D'abord les chiffres, les trois derniers sondages montrent le même panorama électoral qu'en 2019. Le parti de l'ancien président Evo Morales est largement en tête. Le résultat du Movimiento Al Socialismo, soit le MAS, avec le candidat présidentiel Luis Arce, passe de 34% (IPSOS) à 44,4% (CELAG). Le poursuivant Carlos Mesa et sa Comunidad Ciudadana sont à la traîne avec une différence d’ autour de 10%. Cela est pertinent car, selon la loi électorale bolivienne, une victoire au premier tour est possible avec 40 % des voix et 10 % d'avance sur le second. Le troisième est Fernando Camacho qui est très conservateur, avec environ 15 % des voix. Avec son parti Creemos, « nous croyons », il est en tête des sondages dans l'agro-capitale Santa Cruz. Comme une sorte de version légère du président brésilien Bolsonaro, il personnifie le vote anti-MAS enragé. Tous les sondages mesurent la préférence de vote nationale. Toutefois, les Boliviens à l'étranger voteront également ; ils représentent environ 3 % de l'électorat. Et ces 3 %, principalement dans le pays voisin l'Argentine, votent historiquement résolument en faveur du MAS. Avec le vote étranger, le MAS semble évoluer vers une victoire au premier tour. Les différences avec 2019 sont loin. Cela ressemble au statu quo. Pourtant, l'année passée, le pays andin a subi la plus grande crise politique, sociale et économique depuis des décennies.

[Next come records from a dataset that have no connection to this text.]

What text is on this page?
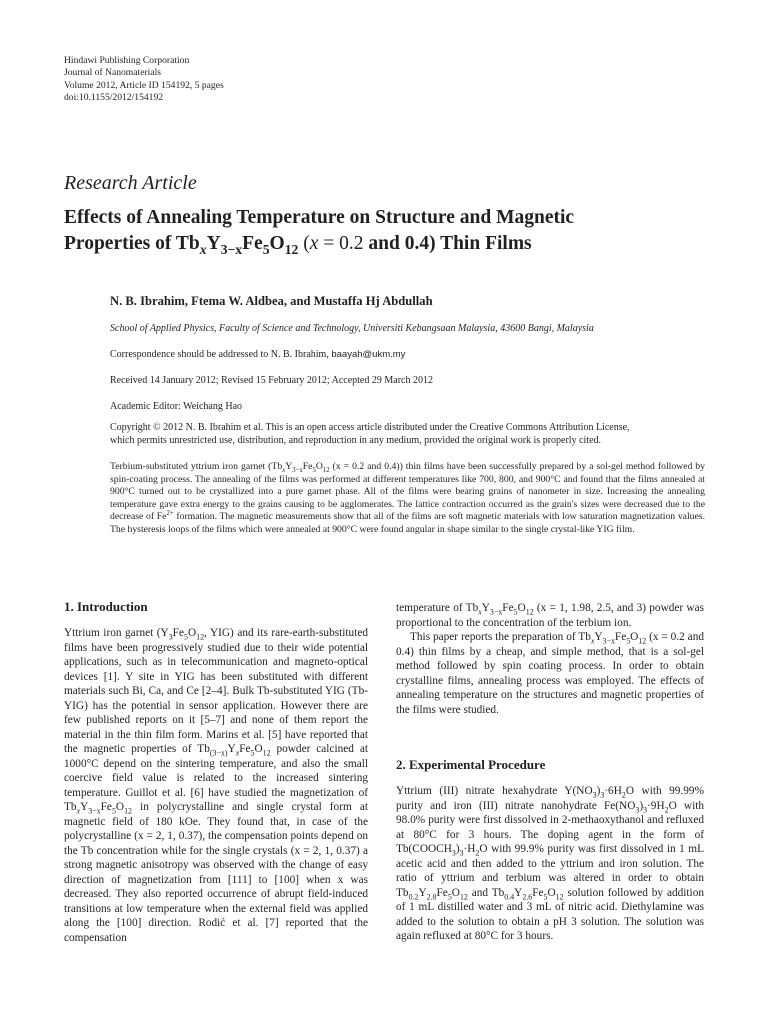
Hindawi Publishing Corporation
Journal of Nanomaterials
Volume 2012, Article ID 154192, 5 pages
doi:10.1155/2012/154192
Research Article
Effects of Annealing Temperature on Structure and Magnetic
Properties of $Tb_xY_{3-x}Fe_5O_{12}$ (x = 0.2 and 0.4) Thin Films
N. B. Ibrahim, Ftema W. Aldbea, and Mustaffa Hj Abdullah
School of Applied Physics, Faculty of Science and Technology, Universiti Kebangsaan Malaysia, 43600 Bangi, Malaysia
Correspondence should be addressed to N. B. Ibrahim, baayah@ukm.my
Received 14 January 2012; Revised 15 February 2012; Accepted 29 March 2012
Academic Editor: Weichang Hao
Copyright © 2012 N. B. Ibrahim et al. This is an open access article distributed under the Creative Commons Attribution License,
which permits unrestricted use, distribution, and reproduction in any medium, provided the original work is properly cited.
Terbium-substituted yttrium iron garnet ($Tb_xY_{3-x}Fe_5O_{12}$ (x = 0.2 and 0.4)) thin films have been successfully prepared by a sol-gel method followed by spin-coating process. The annealing of the films was performed at different temperatures like 700, 800, and 900°C and found that the films annealed at 900°C turned out to be crystallized into a pure garnet phase. All of the films were bearing grains of nanometer in size. Increasing the annealing temperature gave extra energy to the grains causing to be agglomerates. The lattice contraction occurred as the grain's sizes were decreased due to the decrease of $Fe^{2+}$ formation. The magnetic measurements show that all of the films are soft magnetic materials with low saturation magnetization values. The hysteresis loops of the films which were annealed at 900°C were found angular in shape similar to the single crystal-like YIG film.
1. Introduction

Yttrium iron garnet ($Y_3Fe_5O_{12}$, YIG) and its rare-earth-substituted films have been progressively studied due to their wide potential applications, such as in telecommunication and magneto-optical devices [1]. Y site in YIG has been substituted with different materials such Bi, Ca, and Ce [2–4]. Bulk Tb-substituted YIG (Tb-YIG) has the potential in sensor application. However there are few published reports on it [5–7] and none of them report the material in the thin film form. Marins et al. [5] have reported that the magnetic properties of $Tb_{(3-x)}Y_xFe_5O_{12}$ powder calcined at 1000°C depend on the sintering temperature, and also the small coercive field value is related to the increased sintering temperature. Guillot et al. [6] have studied the magnetization of $Tb_xY_{3-x}Fe_5O_{12}$ in polycrystalline and single crystal form at magnetic field of 180 kOe. They found that, in case of the polycrystalline (x = 2, 1, 0.37), the compensation points depend on the Tb concentration while for the single crystals (x = 2, 1, 0.37) a strong magnetic anisotropy was observed with the change of easy direction of magnetization from [111] to [100] when x was decreased. They also reported occurrence of abrupt field-induced transitions at low temperature when the external field was applied along the [100] direction. Rodić et al. [7] reported that the compensation

temperature of $Tb_xY_{3-x}Fe_5O_{12}$ (x = 1, 1.98, 2.5, and 3) powder was proportional to the concentration of the terbium ion.

This paper reports the preparation of $Tb_xY_{3-x}Fe_5O_{12}$ (x = 0.2 and 0.4) thin films by a cheap, and simple method, that is a sol-gel method followed by spin coating process. In order to obtain crystalline films, annealing process was employed. The effects of annealing temperature on the structures and magnetic properties of the films were studied.

2. Experimental Procedure

Yttrium (III) nitrate hexahydrate $Y(NO_3)_3\cdot 6H_2O$ with 99.99% purity and iron (III) nitrate nanohydrate $Fe(NO_3)_3\cdot 9H_2O$ with 98.0% purity were first dissolved in 2-methaoxythanol and refluxed at 80°C for 3 hours. The doping agent in the form of $Tb(COOCH_3)_3\cdot H_2O$ with 99.9% purity was first dissolved in 1 mL acetic acid and then added to the yttrium and iron solution. The ratio of yttrium and terbium was altered in order to obtain $Tb_{0.2}Y_{2.8}Fe_5O_{12}$ and $Tb_{0.4}Y_{2.6}Fe_5O_{12}$ solution followed by addition of 1 mL distilled water and 3 mL of nitric acid. Diethylamine was added to the solution to obtain a pH 3 solution. The solution was again refluxed at 80°C for 3 hours.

« La simple vérité est qu'il n'y a pas d'autre projet politique dans ce pays qui défende les intérêts de la majorité », déclare Guadelupe Pérez du collectif féministe Colectivo Rebeldía. « En 2020, beaucoup de personnes sont arrivées à la conclusion que les autres parties ne constituent pas une véritable alternative. De plus, et beaucoup de personnes ne le comprennent toujours pas, le MAS n'est pas un parti politique traditionnel. Ainsi, la vieille logique selon laquelle, après des années de gouvernance, le parti et son potentiel de vote sont usés est moins valable pour le MAS. Et ne me comprenez pas mal, cela a des côtés positifs et négatifs. Le MAS était et est toujours le parti de la classe rurale plus pauvre. Les groupes historiquement marginalisés, la population rurale et indigène mais aussi les citadins pauvres de la périphérie, n'ont jamais eu de parti dans lequel ils se sont reconnus. Ils n'ont jamais vu leurs intérêts représentés. Et avec la montée du MAS, cela a changé. Le MAS est devenu leur parti. Ils s'y identifient. Aujourd'hui, lorsqu’on appelle à supprimer le MAS des listes électorales, ces personnes se sentent prises au piège. Suspendre le MAS équivaudrait à nier à nouveau ces groupes historiquement marginalisés. Le symbolisme est tout », poursuit Perez.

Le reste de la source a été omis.